HL Deb 16 May 1916 vol 21 cc1053-6

THE EARL OF DESART rose to ask His Majesty's Government whether they are able, or expect shortly to be able, to publish the following information—(a) The names of the wounded and sick officers and men of the Kut Force who have been handed over to the British authorities; (b) The names of those who have died since the last publication of the losses in that Force; (c) The names of those who are now prisoners of war in the hands of the Turks.

The noble and learned Earl said: My Lords, I should like to say a few words before putting this Question. As we know, after considerable fighting at Ctesiphon and other places the Force under General Townshend operating in Mesopotamia was finally invested in Kut. For a time after that investment some information came out, but, if I am rightly informed, since about the middle of January of this year no, or very few, friends or relations of officers and men in Kut have received any information as to what had been the lot of individuals composing that Force.
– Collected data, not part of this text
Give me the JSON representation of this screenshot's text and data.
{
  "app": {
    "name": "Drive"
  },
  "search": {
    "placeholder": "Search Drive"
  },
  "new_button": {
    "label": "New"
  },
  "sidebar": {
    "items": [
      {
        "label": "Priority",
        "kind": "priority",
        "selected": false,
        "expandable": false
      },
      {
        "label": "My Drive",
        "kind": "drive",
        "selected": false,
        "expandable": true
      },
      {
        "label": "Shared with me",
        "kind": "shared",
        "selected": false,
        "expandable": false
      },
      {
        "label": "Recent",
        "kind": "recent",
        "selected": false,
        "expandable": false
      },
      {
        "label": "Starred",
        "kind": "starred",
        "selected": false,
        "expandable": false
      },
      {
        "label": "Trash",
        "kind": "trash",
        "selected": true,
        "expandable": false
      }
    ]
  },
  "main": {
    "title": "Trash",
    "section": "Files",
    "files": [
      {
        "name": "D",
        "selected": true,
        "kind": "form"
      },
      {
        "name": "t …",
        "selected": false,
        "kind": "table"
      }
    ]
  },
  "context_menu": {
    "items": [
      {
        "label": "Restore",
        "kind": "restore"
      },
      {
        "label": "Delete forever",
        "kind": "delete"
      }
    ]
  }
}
It held out, as we know, through its fortitude and gallantry, up to the early days of last month, and we had the news of the unhappy surrender about three weeks ago. We know that in the fighting at Ctesiphon and at other places before the investment a considerable number of officers and men were wounded. Some were sick; and there have been rumours—I hope not well founded—that there was a great deal of sickness in Kut during the investment. But since the investment we have received no information as to individuals.
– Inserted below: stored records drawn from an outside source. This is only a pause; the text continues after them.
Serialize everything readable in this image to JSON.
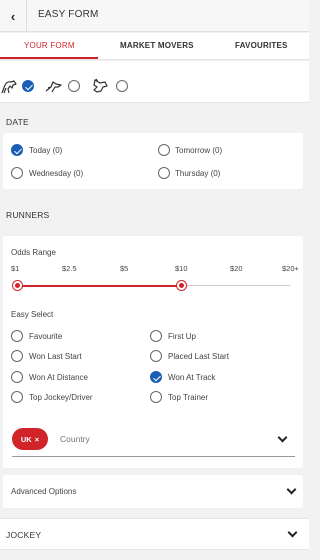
{
  "header": {
    "back_icon": "chevron-left-icon",
    "title": "EASY FORM"
  },
  "tabs": [
    {
      "label": "YOUR FORM",
      "active": true
    },
    {
      "label": "MARKET MOVERS",
      "active": false
    },
    {
      "label": "FAVOURITES",
      "active": false
    }
  ],
  "race_types": [
    {
      "icon": "horse-icon",
      "checked": true
    },
    {
      "icon": "harness-icon",
      "checked": false
    },
    {
      "icon": "greyhound-icon",
      "checked": false
    }
  ],
  "date": {
    "label": "DATE",
    "options": [
      {
        "label": "Today (0)",
        "checked": true
      },
      {
        "label": "Tomorrow (0)",
        "checked": false
      },
      {
        "label": "Wednesday (0)",
        "checked": false
      },
      {
        "label": "Thursday (0)",
        "checked": false
      }
    ]
  },
  "runners": {
    "label": "RUNNERS",
    "odds_range": {
      "label": "Odds Range",
      "ticks": [
        "$1",
        "$2.5",
        "$5",
        "$10",
        "$20",
        "$20+"
      ],
      "min": "$1",
      "max": "$10"
    },
    "easy_select": {
      "label": "Easy Select",
      "options": [
        {
          "label": "Favourite",
          "checked": false
        },
        {
          "label": "First Up",
          "checked": false
        },
        {
          "label": "Won Last Start",
          "checked": false
        },
        {
          "label": "Placed Last Start",
          "checked": false
        },
        {
          "label": "Won At Distance",
          "checked": false
        },
        {
          "label": "Won At Track",
          "checked": true
        },
        {
          "label": "Top Jockey/Driver",
          "checked": false
        },
        {
          "label": "Top Trainer",
          "checked": false
        }
      ]
    },
    "country": {
      "chip": "UK",
      "chip_close": "×",
      "placeholder": "Country"
    }
  },
  "advanced": {
    "label": "Advanced Options"
  },
  "jockey": {
    "label": "JOCKEY"
  },
  "colors": {
    "accent": "#d0232a",
    "checked": "#1a5fb4"
  }
}
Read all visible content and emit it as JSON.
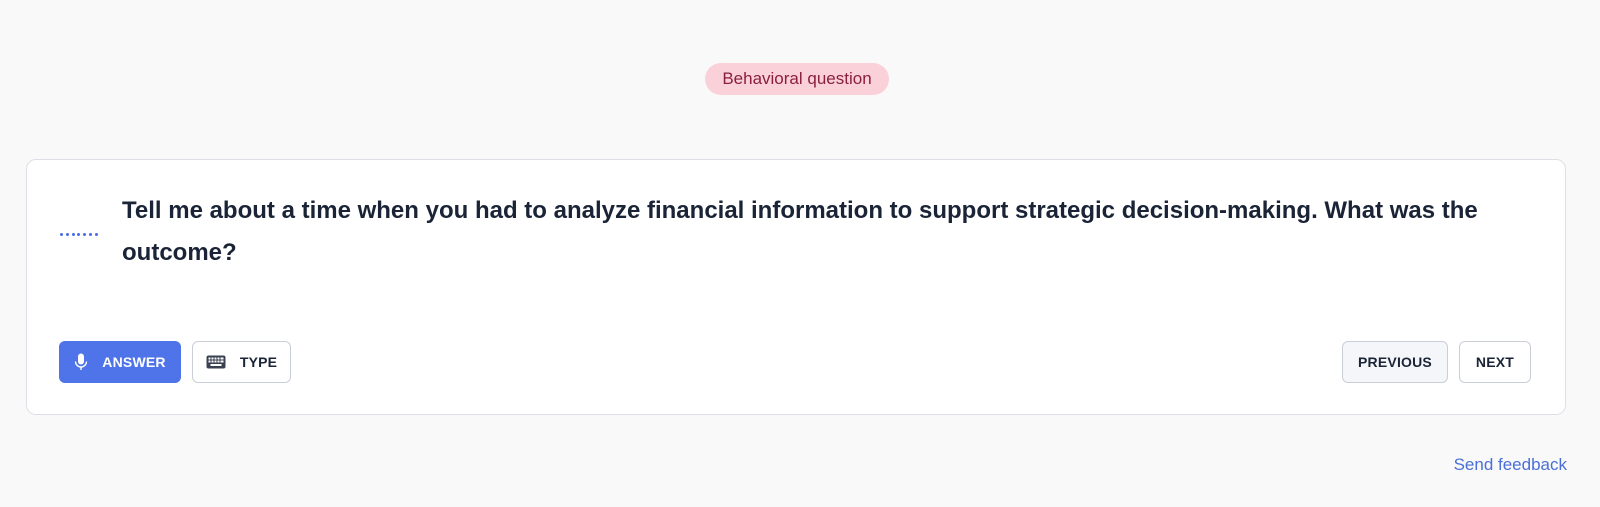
{
  "badge": {
    "label": "Behavioral question",
    "bg_color": "#fbd1d9",
    "text_color": "#8a1f3f"
  },
  "question": {
    "text": "Tell me about a time when you had to analyze financial information to support strategic decision-making. What was the outcome?"
  },
  "actions": {
    "answer_label": "ANSWER",
    "answer_icon": "microphone-icon",
    "type_label": "TYPE",
    "type_icon": "keyboard-icon"
  },
  "navigation": {
    "previous_label": "PREVIOUS",
    "next_label": "NEXT"
  },
  "footer": {
    "feedback_label": "Send feedback"
  },
  "colors": {
    "accent": "#4f73e8",
    "text": "#1a2436",
    "background": "#f9f9f9",
    "link": "#4a6fd6"
  }
}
Among the suffering from bereavement and loss which in this great war has fallen so heavily on the community, and on no body of men more than on members of your Lordships' House, I think perhaps the most trying is a long period of suspense with no knowledge as to the fate of those dear to people at home, and there is no doubt that this period of three months has been an extraordinarily trying time to those who have friends in the Kut Force. Now we know that those who are sick and wounded have been handed to the British authorities by the Turks, to whom in this respect I think one should pay a tribute in comparison with others of our enemies who, before the war, posed as the exponents of the highest specimens of the martial virtues, among which up till now we had included consideration for sick, wounded, and prisoners among enemies. There are also those who have been made prisoners of war, and whose names will be known if they are not already known. I do not for a moment suggest any blame to the Government or to any member of the Government because this information has not yet been given. I can well imagine the difficulties. They may not yet have been overcome.
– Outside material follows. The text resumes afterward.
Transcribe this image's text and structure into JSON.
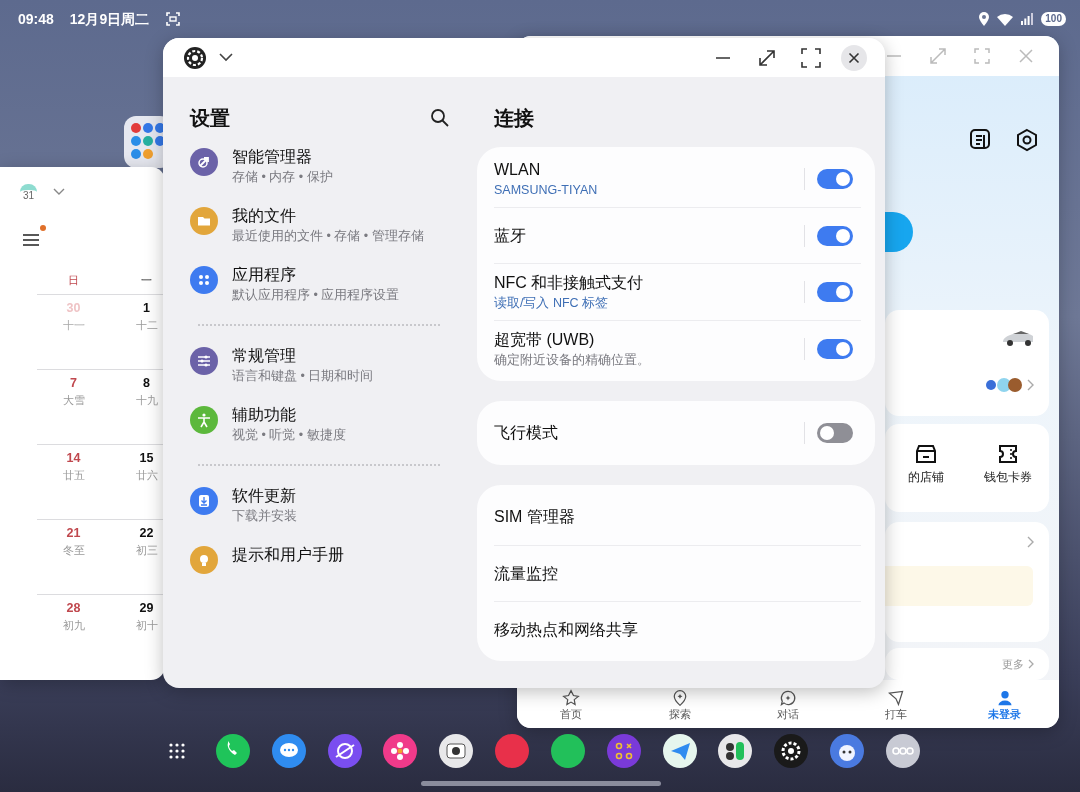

I am sure that every member of the Government would desire to terminate at as early a date as possible the suspense under which the friends and relatives of these men have so long suffered. I will give a concrete case, and there must be others very much like it. A young officer with whom I am well acquainted was wounded in the fighting at Ctesiphon, and, like many of our officers and men, managed to carry on and fought continuously until the investment. After the investment he was seriously wounded, and the last news—not at all reassuring—which his parents received was in the middle of January. Since then they have not heard anything. When the investment came, with the feeling of sorrow for the necessity of the surrender there was this amount of comfort—that relatives at home thought they might soon get news of those belonging to them. I am sure they will receive it as soon as it can be given. But it would be of some consolation to them if the Government were able to give an idea of the date at which relatives and friends in this country may hope to know whether those belonging to them are in our hands as sick and wounded, whether they have passed away altogether during the siege, or whether they are prisoners of war in the hands of the Turks. That is my only motive for putting this Question. It is in no sense an attack upon or criticism of the Government, who must be as anxious as we all are that the information should be given at as early a date as possible.


My Lords, I am sure that all your Lordships fully sympathise with what has been said by the noble and learned Earl, and that the Secretary of State for War will be the very first to desire to alleviate the anxiety which all relatives must feel for those who are dear to them and who have done so well. The noble Earl has placed three specific Questions on the Paper, to which I shall be glad to give answers. At the same time I will carry in my mind what he has said, and will make it my duty to report it to the Secretary of State.

First the noble Earl asks for the names of the wounded and sick officers and men of the Kut Force who have been handed over to the British authorities. Four British officers were exchanged. Their names are Lieutenant F. G. S. McLean, Lieutenant W. A. G. Hinds, Lieutenant F. W. Portsmouth, and Lieutenant J. H. Bulloch. The two former belong to the Indian Army, and the two latter to the Norfolk Regiment. It is hoped to publish these names in the casualty list to-morrow. There were also exchanged one conductor, one chief petty officer, and one petty officer of the Royal Navy, 97 British rank and file, and about 970 native officers and other ranks. The names of the conductor and of the two petty officers have not yet been received. The names of some of the rank and file have been received and have been notified to the next-of-kin. A full list has been asked for, but has not yet arrived.

Next the noble Earl asks for the names of those who have died since the last publication of the losses in the Kut Force. Deaths were notified as they occurred during the siege. An inquiry has been sent as to whether there are any deaths which have not yet been notified.

Lastly, the noble Earl desires the names of those who are now prisoners of war in the hands of the Turks. No lists of those taken prisoners have yet been received from the Turkish Government, but the United States Embassy have been asked by the Foreign Office to try to get lists as soon as possible, and it has been suggested that the officers who are prisoners should help in compiling them.